# Military Working Dogs in Pakistan need help



## Chicagocanine (Aug 7, 2008)

Link: http://www.k9soldiers.org/



> Quote:These drug-sniffing dogs are part of a Pakistan counter narcotics program in Karachi developed with the assistance of the United States.
> The Government of Pakistan is discontinuing the program and requests
> support from the members of the US military to relocate and adopt the
> dogs.
> ...


----------



## dd (Jun 10, 2003)

This is awful. Can you link directly to the story? Couldn't find it.


----------



## krazy_kilum (Sep 20, 2001)

Is this the link you are looking for:

http://www.k9soldiers.org/page2


----------



## Alto (Nov 18, 2008)

$2000 per dog seems very expensive just for transport (unless it covers a bunch of pre-transport vet care & documentation) - I'm surprised they aren't finding some flight assistance from the airlines.


----------



## BlackPuppy (Mar 29, 2007)

> Originally Posted By: Alto$2000 per dog seems very expensive just for transport (unless it covers a bunch of pre-transport vet care & documentation) - I'm surprised they aren't finding some flight assistance from the airlines.


It really isn't. I was doing some checking transporting a dog from Europe.

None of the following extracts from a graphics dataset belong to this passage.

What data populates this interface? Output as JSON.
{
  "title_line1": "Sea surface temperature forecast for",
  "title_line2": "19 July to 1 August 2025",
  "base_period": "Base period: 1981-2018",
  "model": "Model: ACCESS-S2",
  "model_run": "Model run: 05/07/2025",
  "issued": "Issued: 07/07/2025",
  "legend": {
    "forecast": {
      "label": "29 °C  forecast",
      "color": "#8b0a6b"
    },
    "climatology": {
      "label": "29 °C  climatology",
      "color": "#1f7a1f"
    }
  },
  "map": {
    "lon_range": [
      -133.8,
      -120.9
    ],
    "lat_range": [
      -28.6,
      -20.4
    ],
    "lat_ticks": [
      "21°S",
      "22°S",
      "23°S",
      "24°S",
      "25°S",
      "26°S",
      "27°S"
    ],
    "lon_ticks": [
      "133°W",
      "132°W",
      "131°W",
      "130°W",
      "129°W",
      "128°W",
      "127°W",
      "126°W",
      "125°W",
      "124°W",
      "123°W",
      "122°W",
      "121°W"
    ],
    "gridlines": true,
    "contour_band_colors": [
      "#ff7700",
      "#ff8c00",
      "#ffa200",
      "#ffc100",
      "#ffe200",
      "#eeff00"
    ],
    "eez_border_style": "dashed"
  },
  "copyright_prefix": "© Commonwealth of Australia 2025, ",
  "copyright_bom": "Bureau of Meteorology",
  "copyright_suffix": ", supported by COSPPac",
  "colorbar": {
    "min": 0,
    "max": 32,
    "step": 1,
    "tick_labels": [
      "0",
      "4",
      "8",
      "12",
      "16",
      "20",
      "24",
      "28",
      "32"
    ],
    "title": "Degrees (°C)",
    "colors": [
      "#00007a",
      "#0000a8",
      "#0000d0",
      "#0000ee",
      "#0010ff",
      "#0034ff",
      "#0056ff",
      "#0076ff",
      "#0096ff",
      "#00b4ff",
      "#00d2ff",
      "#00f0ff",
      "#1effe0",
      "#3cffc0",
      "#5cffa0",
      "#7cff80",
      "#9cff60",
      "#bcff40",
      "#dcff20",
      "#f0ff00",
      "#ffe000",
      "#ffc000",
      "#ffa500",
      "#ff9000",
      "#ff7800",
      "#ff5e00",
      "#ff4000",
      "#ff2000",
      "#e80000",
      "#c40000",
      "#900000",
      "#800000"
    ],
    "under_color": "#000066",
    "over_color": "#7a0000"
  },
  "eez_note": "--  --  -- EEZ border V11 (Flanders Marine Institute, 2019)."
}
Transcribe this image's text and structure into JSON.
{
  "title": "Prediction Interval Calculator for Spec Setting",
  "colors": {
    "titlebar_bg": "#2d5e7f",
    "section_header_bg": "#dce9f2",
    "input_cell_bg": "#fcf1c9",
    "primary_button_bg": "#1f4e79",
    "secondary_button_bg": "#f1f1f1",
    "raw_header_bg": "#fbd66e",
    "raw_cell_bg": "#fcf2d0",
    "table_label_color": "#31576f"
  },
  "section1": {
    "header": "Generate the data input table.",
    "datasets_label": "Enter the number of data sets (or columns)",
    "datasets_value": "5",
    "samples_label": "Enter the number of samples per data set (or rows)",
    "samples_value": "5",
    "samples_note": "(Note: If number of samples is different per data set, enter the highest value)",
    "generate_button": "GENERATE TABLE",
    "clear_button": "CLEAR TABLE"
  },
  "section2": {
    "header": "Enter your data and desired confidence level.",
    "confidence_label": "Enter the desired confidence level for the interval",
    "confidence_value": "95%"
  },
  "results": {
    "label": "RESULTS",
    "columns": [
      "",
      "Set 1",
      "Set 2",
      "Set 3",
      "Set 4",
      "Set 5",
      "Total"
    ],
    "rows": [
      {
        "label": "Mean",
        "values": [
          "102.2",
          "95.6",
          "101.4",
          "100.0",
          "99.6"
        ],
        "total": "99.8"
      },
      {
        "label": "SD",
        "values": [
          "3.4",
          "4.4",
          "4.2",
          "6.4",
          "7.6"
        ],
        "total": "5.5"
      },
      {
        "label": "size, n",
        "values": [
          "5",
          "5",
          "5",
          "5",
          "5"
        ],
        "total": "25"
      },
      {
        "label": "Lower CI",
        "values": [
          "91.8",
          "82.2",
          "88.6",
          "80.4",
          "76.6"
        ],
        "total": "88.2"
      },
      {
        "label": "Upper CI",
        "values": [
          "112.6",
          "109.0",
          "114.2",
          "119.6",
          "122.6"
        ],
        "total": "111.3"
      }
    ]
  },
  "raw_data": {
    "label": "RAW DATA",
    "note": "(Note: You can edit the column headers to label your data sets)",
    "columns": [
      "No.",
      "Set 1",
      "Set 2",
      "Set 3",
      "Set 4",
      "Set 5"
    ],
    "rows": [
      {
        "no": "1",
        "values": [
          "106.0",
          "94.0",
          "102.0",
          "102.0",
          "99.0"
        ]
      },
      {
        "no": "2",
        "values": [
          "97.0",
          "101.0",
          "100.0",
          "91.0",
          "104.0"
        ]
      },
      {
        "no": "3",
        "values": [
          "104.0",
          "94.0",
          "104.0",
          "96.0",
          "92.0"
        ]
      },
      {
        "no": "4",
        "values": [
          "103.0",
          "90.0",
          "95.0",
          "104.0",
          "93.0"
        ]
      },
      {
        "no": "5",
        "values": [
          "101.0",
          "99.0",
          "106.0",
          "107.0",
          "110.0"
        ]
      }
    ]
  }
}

I got a price of 1,200 EUROS! ($1759 today) That included transport 2 hours from house to airport and all the necessary crate and documentation and stuff. The airline cargo fee was $350 Euros. It's much cheaper to sent to Europe than from Europe. 

That photo is heartbreaking.









Geez, why can't our government just put some crates on the planes that must fly back and forth carrying troups?


----------